Twice this year my plans to see General Elektriks were scuppered. A Monaco gig scheduled in April was canceled, and I wasn't around in July when the band played Vence's Nuits du Sud. So I had to be there, Sunday 6 November. Tickets were available on the door at 19:30, an hour before the scheduled start; 22 euros each, cash only.
Fontvieille is pretty dead at that time on a Sunday, but Espace Léo Ferré has a bar selling beer and bottles of water. There's no audience seating, just a few tall bar tables for leaning against and a couple of larger, round tables with chairs. Me and the Other Half take a seat and scan the room. The stage is lit by a single spot, illuminating a fabulous, battered red Hohner Clavinet C. Blue light casts an unworldly glow over the rest of the hall.
At 20:20 the crew is milling around and music fans are chatting. It's obvious we're not working to Anglo-Saxon time and the gig won't start before 21:00. When it does, it's all very casual. There's no grand announcement welcoming the brilliant, amazing General Elektriks, and no surge of bodies towards the front. Nevertheless, we hoot and shout and applaud as the band takes to the stage, dressed in white as usual. Hervé RV Salters wears his red striped tie and has a couple of pens in his shirt pocket. He looks like a trendy chemistry teacher.
I'm not going to give you the running order. We're a couple of tunes in before I remember I'm going to blog about the gig. There's always a choice to be made between recording details and just having a bloody good time, and I choose the latter.
The new album's eponymous track, Party Like a Human is played early on. It's catchy, a floor-filler, and has a line that everyone can sing along to. Watching RV's footwork I'm thinking he'd do a fine Charleston on Strictly (Danse avec les stars in France).
Seeker is another track from the current opus. It includes the line "Doin' what you do, you just don't care", which nicely reflects how RV has defined the album; "Faire face à notre vide existentiel tout en dansant" (facing our existential emptiness while dancing). The music isn't just funky, it's rocky too.

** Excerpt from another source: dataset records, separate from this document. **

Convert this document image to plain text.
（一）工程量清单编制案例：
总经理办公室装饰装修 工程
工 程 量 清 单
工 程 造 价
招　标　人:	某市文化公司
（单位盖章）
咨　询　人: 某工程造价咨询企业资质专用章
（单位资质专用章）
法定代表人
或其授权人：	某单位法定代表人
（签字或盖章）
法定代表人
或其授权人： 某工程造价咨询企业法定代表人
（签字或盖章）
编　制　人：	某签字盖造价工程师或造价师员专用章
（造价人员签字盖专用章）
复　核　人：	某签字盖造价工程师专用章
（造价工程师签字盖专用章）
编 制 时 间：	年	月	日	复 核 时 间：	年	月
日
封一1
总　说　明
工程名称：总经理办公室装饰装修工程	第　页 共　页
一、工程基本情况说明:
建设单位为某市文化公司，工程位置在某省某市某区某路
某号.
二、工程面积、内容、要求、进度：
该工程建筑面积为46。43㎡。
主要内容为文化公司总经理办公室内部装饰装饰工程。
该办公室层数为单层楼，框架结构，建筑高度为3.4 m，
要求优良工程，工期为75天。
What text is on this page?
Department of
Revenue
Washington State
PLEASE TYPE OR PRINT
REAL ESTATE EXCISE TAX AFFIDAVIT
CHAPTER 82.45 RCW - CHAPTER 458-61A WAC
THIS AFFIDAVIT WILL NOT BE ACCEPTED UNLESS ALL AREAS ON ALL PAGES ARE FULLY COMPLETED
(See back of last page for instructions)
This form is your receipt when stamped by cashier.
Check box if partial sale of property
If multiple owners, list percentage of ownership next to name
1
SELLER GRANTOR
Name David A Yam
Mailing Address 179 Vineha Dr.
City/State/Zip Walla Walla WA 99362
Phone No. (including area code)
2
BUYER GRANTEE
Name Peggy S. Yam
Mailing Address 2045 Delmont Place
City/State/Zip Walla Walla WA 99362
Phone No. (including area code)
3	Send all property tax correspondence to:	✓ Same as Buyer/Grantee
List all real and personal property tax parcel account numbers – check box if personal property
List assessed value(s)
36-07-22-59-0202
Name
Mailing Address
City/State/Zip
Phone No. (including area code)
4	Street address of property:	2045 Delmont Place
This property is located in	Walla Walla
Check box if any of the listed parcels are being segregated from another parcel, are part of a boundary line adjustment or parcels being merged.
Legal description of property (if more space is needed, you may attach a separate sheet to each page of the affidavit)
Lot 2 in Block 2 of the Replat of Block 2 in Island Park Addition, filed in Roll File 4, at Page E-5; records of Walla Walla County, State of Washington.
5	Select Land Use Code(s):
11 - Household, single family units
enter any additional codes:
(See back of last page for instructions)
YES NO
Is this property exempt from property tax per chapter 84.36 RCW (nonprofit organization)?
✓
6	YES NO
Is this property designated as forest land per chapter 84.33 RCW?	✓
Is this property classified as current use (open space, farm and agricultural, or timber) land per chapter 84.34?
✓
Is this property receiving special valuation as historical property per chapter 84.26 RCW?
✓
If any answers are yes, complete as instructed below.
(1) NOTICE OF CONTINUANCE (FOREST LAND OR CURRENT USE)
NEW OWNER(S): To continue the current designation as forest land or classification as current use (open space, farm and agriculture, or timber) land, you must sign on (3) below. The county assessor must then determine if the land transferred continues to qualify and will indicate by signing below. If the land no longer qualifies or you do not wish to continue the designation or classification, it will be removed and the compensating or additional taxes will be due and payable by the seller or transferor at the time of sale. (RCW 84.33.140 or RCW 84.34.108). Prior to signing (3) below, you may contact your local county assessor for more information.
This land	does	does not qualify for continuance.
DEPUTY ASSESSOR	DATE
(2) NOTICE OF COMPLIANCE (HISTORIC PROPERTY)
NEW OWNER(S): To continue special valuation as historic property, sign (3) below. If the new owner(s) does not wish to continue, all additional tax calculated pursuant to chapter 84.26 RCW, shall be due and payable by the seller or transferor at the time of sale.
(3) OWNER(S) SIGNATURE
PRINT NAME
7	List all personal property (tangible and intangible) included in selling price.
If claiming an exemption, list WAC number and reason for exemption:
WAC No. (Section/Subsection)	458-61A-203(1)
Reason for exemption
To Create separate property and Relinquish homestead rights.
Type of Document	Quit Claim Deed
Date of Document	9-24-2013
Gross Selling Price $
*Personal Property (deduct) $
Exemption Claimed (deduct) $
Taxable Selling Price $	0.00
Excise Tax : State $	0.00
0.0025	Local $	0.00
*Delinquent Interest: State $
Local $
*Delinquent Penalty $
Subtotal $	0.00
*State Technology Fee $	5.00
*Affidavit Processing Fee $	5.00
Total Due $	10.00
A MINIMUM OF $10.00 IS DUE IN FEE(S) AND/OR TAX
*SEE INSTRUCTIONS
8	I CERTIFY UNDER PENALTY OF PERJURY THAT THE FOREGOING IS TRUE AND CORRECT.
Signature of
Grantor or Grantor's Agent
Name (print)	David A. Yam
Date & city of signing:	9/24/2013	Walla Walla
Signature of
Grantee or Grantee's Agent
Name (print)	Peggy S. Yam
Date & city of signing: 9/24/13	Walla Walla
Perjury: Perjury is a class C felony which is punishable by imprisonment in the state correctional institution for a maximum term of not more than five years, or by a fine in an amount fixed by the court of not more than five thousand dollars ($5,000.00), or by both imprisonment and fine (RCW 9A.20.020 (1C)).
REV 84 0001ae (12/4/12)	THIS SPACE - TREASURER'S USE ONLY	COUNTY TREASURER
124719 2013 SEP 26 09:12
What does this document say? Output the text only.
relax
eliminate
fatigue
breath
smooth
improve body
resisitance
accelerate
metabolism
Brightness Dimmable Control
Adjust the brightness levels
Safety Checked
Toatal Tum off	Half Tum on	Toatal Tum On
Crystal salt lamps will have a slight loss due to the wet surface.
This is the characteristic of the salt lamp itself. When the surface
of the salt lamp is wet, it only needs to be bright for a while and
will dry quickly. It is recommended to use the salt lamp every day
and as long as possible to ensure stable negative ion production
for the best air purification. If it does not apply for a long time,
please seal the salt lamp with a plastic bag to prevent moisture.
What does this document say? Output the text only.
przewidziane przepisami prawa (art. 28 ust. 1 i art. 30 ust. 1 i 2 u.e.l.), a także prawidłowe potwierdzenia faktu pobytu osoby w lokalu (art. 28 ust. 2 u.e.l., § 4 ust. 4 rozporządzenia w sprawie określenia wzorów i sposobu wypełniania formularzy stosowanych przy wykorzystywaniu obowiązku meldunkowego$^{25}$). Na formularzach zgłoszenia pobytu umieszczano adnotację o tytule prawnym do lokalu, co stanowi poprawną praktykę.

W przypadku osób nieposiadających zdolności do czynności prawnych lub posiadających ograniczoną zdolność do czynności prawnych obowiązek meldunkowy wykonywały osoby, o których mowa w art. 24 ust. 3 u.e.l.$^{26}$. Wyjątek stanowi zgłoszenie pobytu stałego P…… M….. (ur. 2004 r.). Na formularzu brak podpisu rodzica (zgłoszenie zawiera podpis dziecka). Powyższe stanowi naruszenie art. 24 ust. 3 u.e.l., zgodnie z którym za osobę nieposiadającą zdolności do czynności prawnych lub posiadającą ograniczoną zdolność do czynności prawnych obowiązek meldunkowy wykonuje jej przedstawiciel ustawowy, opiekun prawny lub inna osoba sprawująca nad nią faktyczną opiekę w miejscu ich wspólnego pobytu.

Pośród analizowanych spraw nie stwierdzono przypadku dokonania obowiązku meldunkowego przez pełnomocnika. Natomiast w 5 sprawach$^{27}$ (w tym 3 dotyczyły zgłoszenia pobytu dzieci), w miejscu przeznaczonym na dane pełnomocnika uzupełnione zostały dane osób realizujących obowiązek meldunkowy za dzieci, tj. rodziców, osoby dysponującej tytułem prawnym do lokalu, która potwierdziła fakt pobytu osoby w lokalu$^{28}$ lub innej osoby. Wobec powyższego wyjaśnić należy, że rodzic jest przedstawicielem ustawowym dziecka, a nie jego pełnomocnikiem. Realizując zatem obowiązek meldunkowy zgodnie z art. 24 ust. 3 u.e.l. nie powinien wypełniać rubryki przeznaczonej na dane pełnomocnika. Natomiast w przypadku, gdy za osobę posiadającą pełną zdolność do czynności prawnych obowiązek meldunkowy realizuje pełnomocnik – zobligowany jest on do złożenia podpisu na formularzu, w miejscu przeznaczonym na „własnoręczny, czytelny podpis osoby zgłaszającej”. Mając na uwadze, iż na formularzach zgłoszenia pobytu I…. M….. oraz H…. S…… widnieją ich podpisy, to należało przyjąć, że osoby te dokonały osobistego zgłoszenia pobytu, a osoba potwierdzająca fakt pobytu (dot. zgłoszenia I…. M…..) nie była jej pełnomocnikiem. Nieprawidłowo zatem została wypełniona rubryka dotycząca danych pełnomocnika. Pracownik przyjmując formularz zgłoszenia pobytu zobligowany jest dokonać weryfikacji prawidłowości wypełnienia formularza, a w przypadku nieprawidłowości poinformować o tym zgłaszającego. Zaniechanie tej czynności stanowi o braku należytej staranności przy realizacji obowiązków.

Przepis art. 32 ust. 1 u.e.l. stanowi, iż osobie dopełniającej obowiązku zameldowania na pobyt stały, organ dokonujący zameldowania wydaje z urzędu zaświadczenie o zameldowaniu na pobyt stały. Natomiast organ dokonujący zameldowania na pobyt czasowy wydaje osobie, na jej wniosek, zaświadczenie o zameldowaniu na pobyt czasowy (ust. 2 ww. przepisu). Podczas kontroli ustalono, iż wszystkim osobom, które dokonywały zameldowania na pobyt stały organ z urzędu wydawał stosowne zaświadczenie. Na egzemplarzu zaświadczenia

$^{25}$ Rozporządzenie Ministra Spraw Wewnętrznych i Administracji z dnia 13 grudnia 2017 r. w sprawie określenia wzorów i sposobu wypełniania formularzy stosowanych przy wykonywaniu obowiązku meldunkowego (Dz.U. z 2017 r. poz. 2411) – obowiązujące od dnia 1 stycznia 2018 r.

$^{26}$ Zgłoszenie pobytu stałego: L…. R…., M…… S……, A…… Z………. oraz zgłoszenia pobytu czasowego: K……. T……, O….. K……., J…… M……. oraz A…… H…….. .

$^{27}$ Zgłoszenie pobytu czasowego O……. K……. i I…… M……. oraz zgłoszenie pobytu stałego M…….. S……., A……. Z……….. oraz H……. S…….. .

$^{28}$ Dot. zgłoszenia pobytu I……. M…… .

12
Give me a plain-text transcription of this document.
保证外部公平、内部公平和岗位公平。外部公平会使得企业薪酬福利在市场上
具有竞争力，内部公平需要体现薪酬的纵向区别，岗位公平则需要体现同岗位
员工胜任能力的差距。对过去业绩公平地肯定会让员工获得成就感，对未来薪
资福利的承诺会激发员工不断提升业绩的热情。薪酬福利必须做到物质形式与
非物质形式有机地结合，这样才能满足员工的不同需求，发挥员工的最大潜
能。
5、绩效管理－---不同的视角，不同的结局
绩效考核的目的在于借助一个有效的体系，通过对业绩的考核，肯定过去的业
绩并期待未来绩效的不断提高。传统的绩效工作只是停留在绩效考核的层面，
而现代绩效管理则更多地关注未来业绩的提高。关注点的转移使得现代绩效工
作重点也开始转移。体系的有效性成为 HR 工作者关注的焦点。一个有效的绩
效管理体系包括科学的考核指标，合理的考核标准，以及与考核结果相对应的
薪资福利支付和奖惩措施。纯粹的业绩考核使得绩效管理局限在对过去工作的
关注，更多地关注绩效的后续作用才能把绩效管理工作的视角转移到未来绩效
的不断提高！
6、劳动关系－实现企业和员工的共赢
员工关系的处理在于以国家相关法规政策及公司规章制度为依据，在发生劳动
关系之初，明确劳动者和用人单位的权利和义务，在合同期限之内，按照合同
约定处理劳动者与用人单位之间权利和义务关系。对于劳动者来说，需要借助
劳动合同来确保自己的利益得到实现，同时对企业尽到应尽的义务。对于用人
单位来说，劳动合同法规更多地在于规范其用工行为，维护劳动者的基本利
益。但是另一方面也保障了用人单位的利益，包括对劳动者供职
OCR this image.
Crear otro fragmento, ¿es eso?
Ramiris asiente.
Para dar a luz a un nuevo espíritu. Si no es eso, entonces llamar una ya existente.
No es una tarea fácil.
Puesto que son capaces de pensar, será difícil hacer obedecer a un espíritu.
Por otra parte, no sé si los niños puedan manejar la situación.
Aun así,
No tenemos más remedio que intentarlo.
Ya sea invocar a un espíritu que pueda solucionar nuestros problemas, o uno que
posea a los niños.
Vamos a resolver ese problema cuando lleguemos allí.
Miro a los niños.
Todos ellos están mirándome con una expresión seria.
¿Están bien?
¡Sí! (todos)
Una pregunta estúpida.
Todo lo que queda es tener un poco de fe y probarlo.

Similarly, Take Back the Instant (Good City for Dreamers album, 2009). It starts with a driving keyboard riff and ends with a minute's worth of guitar solo that no rock fan could resist playing along to on air guitar. Starczan's final flourish is to run his fret board across the mic stand. Phew!
My last choice is Angle Boogie (To Be A Stranger album, 2016) which is irresistibly boppy. The opening motif is deliciously distorted by the keyboard and so catchy that it's still a worm in my ear
We reach the end of the set and RV urges us to clap and cheer for the band. We peak too early and Chaton has to run to the front to raise some noise for RV, the man behind the music. It's not quite over tho'. We know and they know that they're never gonna get out without playing Tu M'Intrigues. A voice shouts "Tu m'in..." and soon we're all chanting "Tu m'in... Tu m'in... Tu m'in..." The crowd roars as RV and the band return for one last track, the one that everyone knows, the one that amazes me just as much now as it did all those years ago at the 2004 Nice Jazz Festival.